With the never-ending pressures to lower IT run-rates, corporations are expanding cost cutting measures to IT infrastructure. Labor arbitrage is the defacto standard for lowering the cost of IT for many corporations, however, some companies are now considering the movement of not only labor pools, but IT infrastructure and production data also.

Offshore IT service providers span the globe from India, China, Eastern Europe, Africa, to South America.
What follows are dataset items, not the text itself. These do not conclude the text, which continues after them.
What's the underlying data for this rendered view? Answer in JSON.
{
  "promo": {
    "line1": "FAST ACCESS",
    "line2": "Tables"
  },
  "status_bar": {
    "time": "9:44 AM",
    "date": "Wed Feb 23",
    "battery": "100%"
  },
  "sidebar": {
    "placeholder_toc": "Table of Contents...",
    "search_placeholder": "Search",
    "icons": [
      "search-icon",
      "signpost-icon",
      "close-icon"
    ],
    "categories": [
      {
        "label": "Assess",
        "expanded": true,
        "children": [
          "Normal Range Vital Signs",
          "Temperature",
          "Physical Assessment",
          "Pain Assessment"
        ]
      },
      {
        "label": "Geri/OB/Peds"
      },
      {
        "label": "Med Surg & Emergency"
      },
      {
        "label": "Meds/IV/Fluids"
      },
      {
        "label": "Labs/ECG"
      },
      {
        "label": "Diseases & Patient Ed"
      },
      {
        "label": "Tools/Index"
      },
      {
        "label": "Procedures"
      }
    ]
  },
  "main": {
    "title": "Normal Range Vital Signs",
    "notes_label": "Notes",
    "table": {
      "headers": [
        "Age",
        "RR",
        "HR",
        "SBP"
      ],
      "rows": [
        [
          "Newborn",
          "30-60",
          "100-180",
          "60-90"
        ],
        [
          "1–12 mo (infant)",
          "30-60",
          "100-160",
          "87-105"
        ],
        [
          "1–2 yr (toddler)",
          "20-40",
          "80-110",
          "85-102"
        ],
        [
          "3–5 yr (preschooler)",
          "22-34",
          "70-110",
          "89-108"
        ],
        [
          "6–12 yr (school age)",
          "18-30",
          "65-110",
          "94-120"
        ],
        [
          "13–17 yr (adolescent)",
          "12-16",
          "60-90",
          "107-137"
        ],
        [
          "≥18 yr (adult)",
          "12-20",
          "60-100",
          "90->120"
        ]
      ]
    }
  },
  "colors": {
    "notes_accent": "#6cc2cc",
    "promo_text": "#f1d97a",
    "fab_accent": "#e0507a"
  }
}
Offshore labor resources execute a growing number of call centers, application, and business processes for organizations worldwide.

In all cases, some level of data access goes part and parcel with the offshore service provider contract.

But how could relocating IT infrastructure to a remote third-party datacenter be a viable strategy, especially considering how recently the infrastructure hosting and managed service provider market fizzled in the U.S.?

The following industry trends explain why:

  • Offshore IT firms (Wipro, Infosys, HCL Comnet, Tata Consulting, Satyam, etc.) have made a serious move into infrastructure management services such as database administration, system, network, storage management, etc.
  • Traditional outsourcing firms are advancing quickly towards global infrastructure management strategies.
  • Any organization that has successfully outsourced technical or business processes to remote service providers is now likely to consider infrastructure management.
  • For the CIO and/or CFO IT infrastructure capital and operational costs are the next logical line item on the budget and typically comprise a huge percentage of the average IT budget.

    Market Perspectives

    Today, offshoring IT infrastructure applies to the extreme edges of the market: extremely large multinational corporations and small businesses

    In a recent publication of Foreign Affairs magazine Sam Palmisano, CEO of IBM, writes: ”State borders define less and less the boundaries of corporate thinking or practice … banks, insurance companies, professional-service firms, and IT companies are building R&D and service centers in India to support employees, customers, and production worldwide.”

    With over 40,000 out of IBM’s 330,000 employees based in India alone, global datacenter infrastructure is a significant part of IBM’s overall global service strategy. IBM’s recent announcement to expand investments in India by $6 billion includes a significant investment in service delivery centers. This investment will include datacenters, both internally hosting R&D infrastructure and externally hosting client IT infrastructure.

    For the colossal multinational corporation, the bottom-line solution is simple: Build your own datacenter using your own designs for infrastructure reliability/resiliency and standard controls for data access and security.

    The trend also applies to small companies where the cost of both housing and maintaining the hardware and supporting systems outweighs any concerns over data security.

    Palmisano continues: “Small and medium-sized businesses everywhere, particularly, are benefiting: as new services—from back-office administration to sales support—create infrastructures once only affordable to large organizations, these businesses can now participate in the global economy.”

    The bottom line here is if the cost of supporting the physical infrastructure is significant enough, and the number of physical systems a company needs to support is limited, then the relocation of actual hardware starts to make sense.

    All trends aside, if your organization formally values data as a corporate asset (just like intellectual property, buildings, land, capital, etc.), relocating your IT infrastructure raises a myriad of risk questions: Who mitigates the risk of foreign policy melt-downs, political instability, land disputes, terrorism, natural disasters, black market influences, and industrial espionage? Do these factors present tangible risks for data security, integrity, and availability?